Mental Health: a global challenge in the 21st century
Mental health encompasses our emotional, social and psychic well-being, and as such, it is essential to promote it and protect it in each and all of life’s stages. However, statistics do not provide us with encouraging data. According to the WHO, a quarter of the world's population will suffer from some mental disorder during their lifespan. Another study on the global burden of disease has shown that mental pathologies currently represent, on a global scale, the biggest single healthcare cost, a cost that is constantly increasing and which is expected, by 2030, to exceed US$6 trillion a year (more than the cost of diabetes, cancer and lung disease put together). Such a tremendous health and economic burden can be partly explained by the fact that nearly half of all mental disorders begin early in life and that having them increases the risk of suffering from other chronic diseases. Perhaps, for this reason, popular wisdom says that "without mental health, there is no health."
Providing solutions to a complex multifactorial problem that dramatically affects our society and has a big economic impact requires an approach from various fronts, research being one of them. For this reason, the Universitat Autònoma de Barcelona has opted for pooling efforts and resources with the aim of contributing to the huge task of providing innovative solutions in the field of mental health. As a result, the CORE- Mental Health research community was born, grouping together researchers who are each working within their own area of expertise, to tackle the challenges inherent to each stage of the mental health value chain, with a translational approach.

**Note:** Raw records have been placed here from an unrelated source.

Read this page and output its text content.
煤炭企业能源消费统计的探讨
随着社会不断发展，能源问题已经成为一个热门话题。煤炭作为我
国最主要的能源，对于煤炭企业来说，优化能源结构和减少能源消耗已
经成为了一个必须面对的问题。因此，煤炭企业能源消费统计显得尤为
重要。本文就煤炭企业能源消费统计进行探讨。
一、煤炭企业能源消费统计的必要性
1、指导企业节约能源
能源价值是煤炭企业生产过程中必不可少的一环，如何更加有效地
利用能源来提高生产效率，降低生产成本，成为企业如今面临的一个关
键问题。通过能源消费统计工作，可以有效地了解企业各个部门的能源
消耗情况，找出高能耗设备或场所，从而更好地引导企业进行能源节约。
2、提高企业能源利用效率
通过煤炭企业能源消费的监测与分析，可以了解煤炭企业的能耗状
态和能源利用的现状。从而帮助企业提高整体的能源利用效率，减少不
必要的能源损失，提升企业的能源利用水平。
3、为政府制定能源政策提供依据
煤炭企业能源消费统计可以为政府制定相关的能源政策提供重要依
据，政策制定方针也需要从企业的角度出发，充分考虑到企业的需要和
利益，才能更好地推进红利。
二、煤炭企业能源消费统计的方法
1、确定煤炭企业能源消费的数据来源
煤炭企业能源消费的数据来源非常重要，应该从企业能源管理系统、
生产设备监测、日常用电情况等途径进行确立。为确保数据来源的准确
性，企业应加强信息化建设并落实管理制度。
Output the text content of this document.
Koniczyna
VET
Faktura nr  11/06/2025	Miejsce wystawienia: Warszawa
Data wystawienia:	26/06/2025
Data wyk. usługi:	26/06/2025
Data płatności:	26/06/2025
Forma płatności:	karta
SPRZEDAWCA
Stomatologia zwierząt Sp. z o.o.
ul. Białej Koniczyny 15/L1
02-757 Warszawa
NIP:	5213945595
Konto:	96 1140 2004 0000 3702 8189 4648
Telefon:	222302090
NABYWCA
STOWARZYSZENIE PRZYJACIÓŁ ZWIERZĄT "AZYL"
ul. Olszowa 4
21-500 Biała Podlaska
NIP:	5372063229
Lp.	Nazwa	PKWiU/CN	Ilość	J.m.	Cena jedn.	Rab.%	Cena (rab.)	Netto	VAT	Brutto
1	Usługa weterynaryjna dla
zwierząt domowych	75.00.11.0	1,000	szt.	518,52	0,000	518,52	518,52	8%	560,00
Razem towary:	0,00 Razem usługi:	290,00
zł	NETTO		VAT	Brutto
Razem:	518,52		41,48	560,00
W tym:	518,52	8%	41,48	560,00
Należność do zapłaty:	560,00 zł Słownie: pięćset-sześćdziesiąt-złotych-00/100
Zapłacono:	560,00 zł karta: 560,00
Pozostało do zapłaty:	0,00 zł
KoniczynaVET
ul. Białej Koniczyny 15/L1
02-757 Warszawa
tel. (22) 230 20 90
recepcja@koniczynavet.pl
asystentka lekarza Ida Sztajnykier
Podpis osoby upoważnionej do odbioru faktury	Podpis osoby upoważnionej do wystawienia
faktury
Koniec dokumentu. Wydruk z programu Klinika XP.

Health research only makes sense as long as outcomes are validated and translated to society, and mental health is no exception to this. That is why the interaction of the research community with both industry and the voluntary and community sectors is an absolute necessity and, as such, must be part of our day to day. The final challenge is to contribute to society with tools and answers to key issues, such as identifying the primary factors that make someone more vulnerable or resilient to mental pathology, validating biomarkers that will allow us to make quicker and more accurate diagnoses, or optimizing the monitoring of a patient's evolution using, for example, new technologies.
After all, the ultimate goal of mental health research and its reason for existence is, and must continue to be, the individual’s well-being.
Murray CJL, Lopez AD. The Global Burden of Disease: A Comprehensive Assessment of Mortality and Disability from Diseases, Injuries and Risk Factors in 1990 and Projected to 2020. Geneva, Switzerland;World Health Organization, 1996.
Whiteford HA, Degenhardt L, Rehm J, Baxter AJ, Ferrari AJ, Erskine HE, Charlson FJ, Norman RE, Flaxman AD, Johns N, Burstein R, Murray CJ, Vos T. Global burden of disease attributable to mental and substance use disorders: findings from the Global Burden of Disease Study 2010. Lancet. 2013;382(9904):1575-86.